Nell'anno 2008 - secondo i dati Unmig - si sono estratti in Basilicata oltre un miliardo di smc (metri cubi standard) di gas naturale, provenienti dai pozzi presenti in 10 concessioni, e quasi 4 milioni di tonnellate di olio greggio, proveniente dai pozzi delle concessioni Serra Pizzuta e Val d'Agri. Queste quantità di gas e petrolio estratti dal nostro sottosuolo rappresentano - di gran lunga - quantitativi enormi se si pensa che in Italia si sono estratti nel 2008, 5.219.752 tonnellate di petrolio (oltre 80% in Basilicata) e 9 miliardi di smc di gas, di cui 1/9 estratti in Basilicata.

Il "governo saudita" della regione, molto interessato a far parte della holding dei petrolieri, solerte nel calcolare utili delle royalty, inebriato dai prezzi del barile di petrolio e dai possibili utili della Sel SpA, derivanti dalla conversione delle royalty in diritti di vendita del gas lucano, continua a dimenticare gli impatti sull'ambiente e sulla salute che tali estrazioni stanno provocando. Infatti, i pozzi petroliferi e gassiferi sorgono in luoghi vulnerabili dal punto di vista idrogeologico ed in aree boscate su terreni agricoli, a fronte dei quali si prevede un ulteriore aumento della produzione di idrocarburi con la nuova concessione Tempa Rossa e con i nuovi numerosi permessi che riguardano tutta la regione.

Le attività di raffinazione presso il Centro Oli di Viggiano riguardano, notoriamente, un olio greggio definito"pesante", ovvero ricco di sostanze inquinanti e corrosive che vengono separate dall'olio prima che esso venga convogliato nell'oleodotto Viggiano-Taranto. In questo modo, in Basilicata, restano gli scarti di raffinazione, fanghi di perforazione e sostanze chimiche pericolose che hanno aperto la strada al business delle discariche speciali.

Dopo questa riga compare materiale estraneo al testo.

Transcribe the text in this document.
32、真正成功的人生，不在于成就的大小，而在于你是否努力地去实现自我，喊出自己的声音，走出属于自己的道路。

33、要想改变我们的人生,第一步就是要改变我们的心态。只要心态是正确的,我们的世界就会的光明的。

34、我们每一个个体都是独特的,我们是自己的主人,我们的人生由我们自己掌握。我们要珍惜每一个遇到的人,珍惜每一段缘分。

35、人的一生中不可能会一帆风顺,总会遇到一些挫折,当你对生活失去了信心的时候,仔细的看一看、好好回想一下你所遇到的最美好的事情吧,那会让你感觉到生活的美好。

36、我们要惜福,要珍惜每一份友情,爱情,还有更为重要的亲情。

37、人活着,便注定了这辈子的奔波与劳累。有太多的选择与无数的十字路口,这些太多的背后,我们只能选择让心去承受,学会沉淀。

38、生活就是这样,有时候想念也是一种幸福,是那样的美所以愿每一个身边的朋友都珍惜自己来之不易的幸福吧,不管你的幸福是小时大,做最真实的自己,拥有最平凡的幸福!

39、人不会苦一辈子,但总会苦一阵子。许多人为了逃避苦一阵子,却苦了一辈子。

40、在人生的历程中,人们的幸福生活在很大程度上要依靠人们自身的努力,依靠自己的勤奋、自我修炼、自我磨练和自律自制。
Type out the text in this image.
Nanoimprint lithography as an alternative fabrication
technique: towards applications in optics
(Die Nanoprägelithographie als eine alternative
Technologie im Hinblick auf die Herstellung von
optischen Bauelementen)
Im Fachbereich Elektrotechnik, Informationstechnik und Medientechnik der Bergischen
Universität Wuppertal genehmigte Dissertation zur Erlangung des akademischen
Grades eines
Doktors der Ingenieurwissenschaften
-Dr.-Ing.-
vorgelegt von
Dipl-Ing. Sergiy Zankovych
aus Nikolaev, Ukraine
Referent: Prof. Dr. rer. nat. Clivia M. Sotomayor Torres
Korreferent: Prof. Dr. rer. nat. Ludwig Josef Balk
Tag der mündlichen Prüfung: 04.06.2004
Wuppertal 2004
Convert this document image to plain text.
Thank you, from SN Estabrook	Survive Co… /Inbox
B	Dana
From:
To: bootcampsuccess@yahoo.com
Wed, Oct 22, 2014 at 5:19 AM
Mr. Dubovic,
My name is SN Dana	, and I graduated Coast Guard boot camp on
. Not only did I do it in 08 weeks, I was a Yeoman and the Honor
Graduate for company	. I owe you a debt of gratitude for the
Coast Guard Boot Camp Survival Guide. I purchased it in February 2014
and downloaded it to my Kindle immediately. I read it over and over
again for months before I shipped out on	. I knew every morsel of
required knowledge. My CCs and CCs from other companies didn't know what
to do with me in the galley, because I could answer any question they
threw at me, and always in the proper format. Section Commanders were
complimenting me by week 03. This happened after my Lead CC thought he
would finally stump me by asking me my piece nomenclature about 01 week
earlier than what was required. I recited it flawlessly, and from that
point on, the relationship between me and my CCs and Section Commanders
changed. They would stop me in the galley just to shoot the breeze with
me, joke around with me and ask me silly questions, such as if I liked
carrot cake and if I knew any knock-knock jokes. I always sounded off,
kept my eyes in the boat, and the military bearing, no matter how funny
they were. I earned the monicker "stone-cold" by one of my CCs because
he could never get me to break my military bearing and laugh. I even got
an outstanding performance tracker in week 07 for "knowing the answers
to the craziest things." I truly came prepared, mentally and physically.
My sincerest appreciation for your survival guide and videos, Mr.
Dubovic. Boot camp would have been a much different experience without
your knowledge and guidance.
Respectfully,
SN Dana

Da anni la OLA (Organizzazione Lucana Ambientalista) - Coordinamento apartitico territoriale di Associazioni, Comitati, Movimenti e Cittadini - denuncia questo "Petroleum System" in Basilicata, ovvero gli effetti collaterali dimenticati dalle pubbliche istituzioni. Da tempo sono assenti risposte esaurienti ai diversi casi di inquinamento delle falde idro-potabili prodotte dalle estrazioni, nonchè alle emissioni di sostanze inquinanti quali l'Idrogeno Solforato, gli IPA, i COV, metalli pesanti. Dopo dieci anni di inadempienze relative all'assenza della rete di monitoraggio ambientale, quanti anni ancora bisognerà attendere affinchè il territorio venga controllato e monitorato, considerando che le estrazioni di gas e petrolio saranno destinate ad essere ulteriormente incrementate in Basilicata?